US military shows off latest special forces stealth technology Science & Technology World Website

 

They are set to be the future of stealth transport for soldiers - and can run on electricity and everything from petrol to olive oil.

The Defense Advanced Research Projects Agency, or DARPA, has shown off the two projects is had backed to create next generation stealth motorbikes.

The SilentHawk by Logos and the Nightmare from LSA Autonomy are both being funded by the agency.

The two prototypes have been shown at the National Defense Industrial Association's Special Operations Forces Industry Conference in Tampa.

Both bikes feature cutting-edge hybrid multi-fuel engines that can burn a variety of combustibles from jet fuel to olive oil.

'If it's gasoline, tell it it's gasoline, tell it it's something else. It will figure it out,' Alex Dzwill, and engineer with Logos, told Defence One.

When asked if you can run it on other fuels, such as olive oil, he said ' “Theoretically, yeah,” said Dzwill.

The bikes have two modes, a traditional 'loud mode', and a quiet mode that switches the bike to operating from a battery.

The loud mode is akin to a garbage disposal at around 80 decibels, while quiet mode is 55 decibels, about as loud as an indoor conversation.

The idea is that for normal operations, the bike would use diesel, gasoline or jet fuel. But when it gets closer to the enemy, it would run almost silently on electricity.

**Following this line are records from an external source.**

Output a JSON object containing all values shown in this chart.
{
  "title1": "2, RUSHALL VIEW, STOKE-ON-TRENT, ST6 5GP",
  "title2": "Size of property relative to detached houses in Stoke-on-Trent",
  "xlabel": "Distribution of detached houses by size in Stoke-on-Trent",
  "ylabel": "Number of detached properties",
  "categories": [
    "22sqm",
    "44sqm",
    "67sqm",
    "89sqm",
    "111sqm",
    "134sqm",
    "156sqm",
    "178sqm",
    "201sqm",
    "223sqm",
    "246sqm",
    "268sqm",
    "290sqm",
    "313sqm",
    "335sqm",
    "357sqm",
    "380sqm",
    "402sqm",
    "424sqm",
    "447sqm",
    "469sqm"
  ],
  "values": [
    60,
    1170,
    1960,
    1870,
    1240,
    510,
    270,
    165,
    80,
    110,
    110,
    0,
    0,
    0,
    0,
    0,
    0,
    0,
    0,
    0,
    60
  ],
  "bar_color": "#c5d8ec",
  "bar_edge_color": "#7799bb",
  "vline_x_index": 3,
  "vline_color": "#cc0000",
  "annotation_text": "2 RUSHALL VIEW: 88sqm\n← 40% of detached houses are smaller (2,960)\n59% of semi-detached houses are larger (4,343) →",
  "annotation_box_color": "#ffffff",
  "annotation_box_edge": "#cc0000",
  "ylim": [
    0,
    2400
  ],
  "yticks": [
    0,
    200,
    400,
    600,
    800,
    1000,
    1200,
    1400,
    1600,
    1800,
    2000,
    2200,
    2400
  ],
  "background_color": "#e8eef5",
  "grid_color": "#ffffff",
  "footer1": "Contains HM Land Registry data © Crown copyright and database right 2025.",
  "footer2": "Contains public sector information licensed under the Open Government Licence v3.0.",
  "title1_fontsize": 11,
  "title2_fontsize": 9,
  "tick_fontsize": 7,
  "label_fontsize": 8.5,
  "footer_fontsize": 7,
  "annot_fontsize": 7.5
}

According to its makers, Virginia-based Logos Technologies, the bike's louder mode would be slightly louder than the average vacuum cleaner, reaching up to 75 decibels.

The company also says it Silent Hawk could travel over difficult terrain on its hybrid engine over a sustained period at 55 miles per hour (88km/h).

The combustion engine will also be removable, which means Silent Hawk can become all-electric, and also shed weight or take out problem parts.

On its own, the bike's battery can power it for up to 50 miles (80km). However, the concept is still under development and further specifications have yet to be announced.

The Defense Advanced Research Projects Agency (Darpa) began the motorcycle project last year, and has now granted its makers an award to develop it further.

Logos says it now plan 'to proceed with an aggressive Phase II program plan, with the goal of developing and testing the first operational prototype in only 18 months.'

Silent Hawk is based on Alta Motors' electric racing bike, the RedShift MX. It uses Alta's chassis, while the hybrid engine is being developed by Logos.

The U.S. Special Operations Command previously tried to use an all-electric Zero MMX bike for the same purpose, but the battery only lasted two hours.

It's not just commandos will soon be receiving steal motorbikes. In August, it was announced that police forces could use the bikes to approach criminals undetected.

The bike, designed by Zero Motorcycles in northern California, has a top speed of up to 98 mph (158 km/h), allowing police to chase criminals down if the stealth approach fails.